下にずれて命中していたら…俺、男じゃなくなってたかも。
ダンダンダンダンダンッッ!!!
バリバリバリ…。
何だ?
バリバリ…?
「煌、電気の力だ!!!」
「あ!!!?」
「これでも食らえッッ!!!」
「タンマタンマッッ!!!」
チビリスのくせに、何すんだよ!!!
「煌、そこから左上に飛べッッ!!!」
櫂の声の通りに飛ぶと…今まで居た場所に、斜め右上から電気の力が走ったような感じがする。
「この駄犬め!!! 逃がさないからなッッッ!!!」
何故俺ばかり…?
ダンダンダンダンダンッッ!!
「お前~、股間ばっか狙うなよ!!!? 卑怯だぞ!!?」
「知るかッッ!!!」
ダンダンダンダンダンッッ!!!
「アカ、アカ、早くアナウンスッッ!!
15秒はもう経っているし、さっきから家が傷つきまくってる」
何だか…早口の胡散臭い小声が聞こえてきた。
「ア~カッッ!!!」
『…ふう。良い気分だったのに。
ああ…判った判った。…ほら、駄犬。そして坊も。壁が崩れそうになっている。2人纏めて、ペナルティーレベル1』
そんな眠そうなアナウンスが入ると、玲リスの動きが止まり、くすくすとした笑い声が聞こえて。
そしてまたあちこちで、カリカリが始まった。
玲…鉄の胡桃食って、歯っ欠けにならねえのか?
リスの考えることはよく判らねえけれど。
その横では櫂が何やらニノに問い質していて。
『お答えします、櫂様。

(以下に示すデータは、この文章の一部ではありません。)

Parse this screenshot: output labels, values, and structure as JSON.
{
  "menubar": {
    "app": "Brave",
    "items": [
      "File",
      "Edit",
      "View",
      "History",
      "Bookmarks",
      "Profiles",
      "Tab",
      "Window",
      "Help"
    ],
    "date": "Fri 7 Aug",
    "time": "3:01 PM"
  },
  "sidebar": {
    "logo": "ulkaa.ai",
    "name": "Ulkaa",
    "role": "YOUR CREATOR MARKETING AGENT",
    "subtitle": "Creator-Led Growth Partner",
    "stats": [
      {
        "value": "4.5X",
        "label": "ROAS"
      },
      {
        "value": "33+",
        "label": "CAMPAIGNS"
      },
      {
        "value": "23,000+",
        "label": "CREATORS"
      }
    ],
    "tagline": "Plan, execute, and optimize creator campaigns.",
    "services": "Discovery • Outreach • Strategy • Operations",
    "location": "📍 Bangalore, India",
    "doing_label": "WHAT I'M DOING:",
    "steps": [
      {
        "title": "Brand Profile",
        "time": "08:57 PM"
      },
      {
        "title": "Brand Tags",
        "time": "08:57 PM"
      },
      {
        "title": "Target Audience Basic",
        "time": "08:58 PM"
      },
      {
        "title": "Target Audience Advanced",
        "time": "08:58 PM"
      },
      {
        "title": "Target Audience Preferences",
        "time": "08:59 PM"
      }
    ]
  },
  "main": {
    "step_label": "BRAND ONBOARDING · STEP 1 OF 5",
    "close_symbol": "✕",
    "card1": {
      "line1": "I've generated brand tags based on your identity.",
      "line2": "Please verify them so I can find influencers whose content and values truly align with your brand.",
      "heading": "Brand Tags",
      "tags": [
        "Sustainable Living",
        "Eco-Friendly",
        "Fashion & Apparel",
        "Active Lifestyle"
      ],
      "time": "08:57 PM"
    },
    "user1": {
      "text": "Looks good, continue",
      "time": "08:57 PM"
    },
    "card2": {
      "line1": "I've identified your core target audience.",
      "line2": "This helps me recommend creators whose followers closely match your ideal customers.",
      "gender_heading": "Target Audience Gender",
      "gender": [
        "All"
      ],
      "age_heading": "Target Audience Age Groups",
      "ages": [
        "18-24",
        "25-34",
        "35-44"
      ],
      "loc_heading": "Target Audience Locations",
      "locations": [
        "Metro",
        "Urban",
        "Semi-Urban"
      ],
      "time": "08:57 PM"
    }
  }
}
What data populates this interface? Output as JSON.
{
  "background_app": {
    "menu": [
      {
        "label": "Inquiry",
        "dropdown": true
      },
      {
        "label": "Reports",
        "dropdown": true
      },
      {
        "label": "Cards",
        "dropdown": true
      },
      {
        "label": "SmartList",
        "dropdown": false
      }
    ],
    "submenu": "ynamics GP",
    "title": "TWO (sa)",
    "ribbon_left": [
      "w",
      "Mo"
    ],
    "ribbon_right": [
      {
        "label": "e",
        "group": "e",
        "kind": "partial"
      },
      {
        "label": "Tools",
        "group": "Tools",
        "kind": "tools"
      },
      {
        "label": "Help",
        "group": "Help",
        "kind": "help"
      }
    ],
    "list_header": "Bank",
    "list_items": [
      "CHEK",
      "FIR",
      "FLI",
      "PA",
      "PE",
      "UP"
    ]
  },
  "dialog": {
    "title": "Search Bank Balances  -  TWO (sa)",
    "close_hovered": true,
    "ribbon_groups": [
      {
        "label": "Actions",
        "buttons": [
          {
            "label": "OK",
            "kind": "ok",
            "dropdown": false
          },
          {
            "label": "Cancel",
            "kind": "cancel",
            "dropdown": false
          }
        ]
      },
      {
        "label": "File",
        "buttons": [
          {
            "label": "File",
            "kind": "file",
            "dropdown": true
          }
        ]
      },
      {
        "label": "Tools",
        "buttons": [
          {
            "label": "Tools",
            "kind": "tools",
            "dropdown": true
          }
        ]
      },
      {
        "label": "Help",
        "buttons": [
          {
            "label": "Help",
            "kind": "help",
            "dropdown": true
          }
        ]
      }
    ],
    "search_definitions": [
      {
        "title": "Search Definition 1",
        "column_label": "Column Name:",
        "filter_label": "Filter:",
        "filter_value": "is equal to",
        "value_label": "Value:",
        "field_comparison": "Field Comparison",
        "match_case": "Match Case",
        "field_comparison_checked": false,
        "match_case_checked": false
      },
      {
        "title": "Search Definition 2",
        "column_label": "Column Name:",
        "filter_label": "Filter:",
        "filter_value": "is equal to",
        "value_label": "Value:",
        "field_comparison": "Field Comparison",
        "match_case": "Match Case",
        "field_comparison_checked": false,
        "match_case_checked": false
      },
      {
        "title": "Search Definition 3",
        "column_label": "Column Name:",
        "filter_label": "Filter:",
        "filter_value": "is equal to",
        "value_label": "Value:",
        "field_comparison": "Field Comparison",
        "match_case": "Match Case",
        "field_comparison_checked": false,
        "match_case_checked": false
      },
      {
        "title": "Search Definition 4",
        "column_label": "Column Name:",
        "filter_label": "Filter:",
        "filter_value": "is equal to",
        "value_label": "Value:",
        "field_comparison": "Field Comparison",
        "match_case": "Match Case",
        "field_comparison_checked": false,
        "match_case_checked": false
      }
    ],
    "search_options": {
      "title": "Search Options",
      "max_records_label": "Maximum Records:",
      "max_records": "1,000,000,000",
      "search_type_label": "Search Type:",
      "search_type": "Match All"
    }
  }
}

相手からの攻撃によって家が傷ついてもペナルティーとなります。今までアナウンスが入らなかったのは、アナウンス担当がほろ酔い気分でうたた寝をしていたからです。仕方がありません。色つきですから』
緋狭姉…。
正当化していいのか、ニノ…。
『家を傷つけないようにするには、そうした攻撃をさせないか、攻撃を全て受け止めるかのどちらかです』
「受け止める!!? 鉄の胡桃全て、股間で受け止めろっていうのか!!?」
「煌…。別に股間で受け止めろとは…「櫂。お前想像してみろよ、地獄の苦しみだぞ!!!? ホラーだぞ!!? スプラッターだぞ!!? ゾンビなんて可愛いもんだぞ!!?」
俺はぶるぶると身震いした。
櫂からは返事がない代わりに…息を飲む気配がした。
絶対、想像して…引き攣った顔をしているに違いねえ。
これは、男だけがわかる本能的恐怖だ。
「しかも何だよ、ペナルティって。レベル1って何だよ!!?」
嫌な予感しかねえ変な単語を口にした時、闇の中…バタバタと足音がした。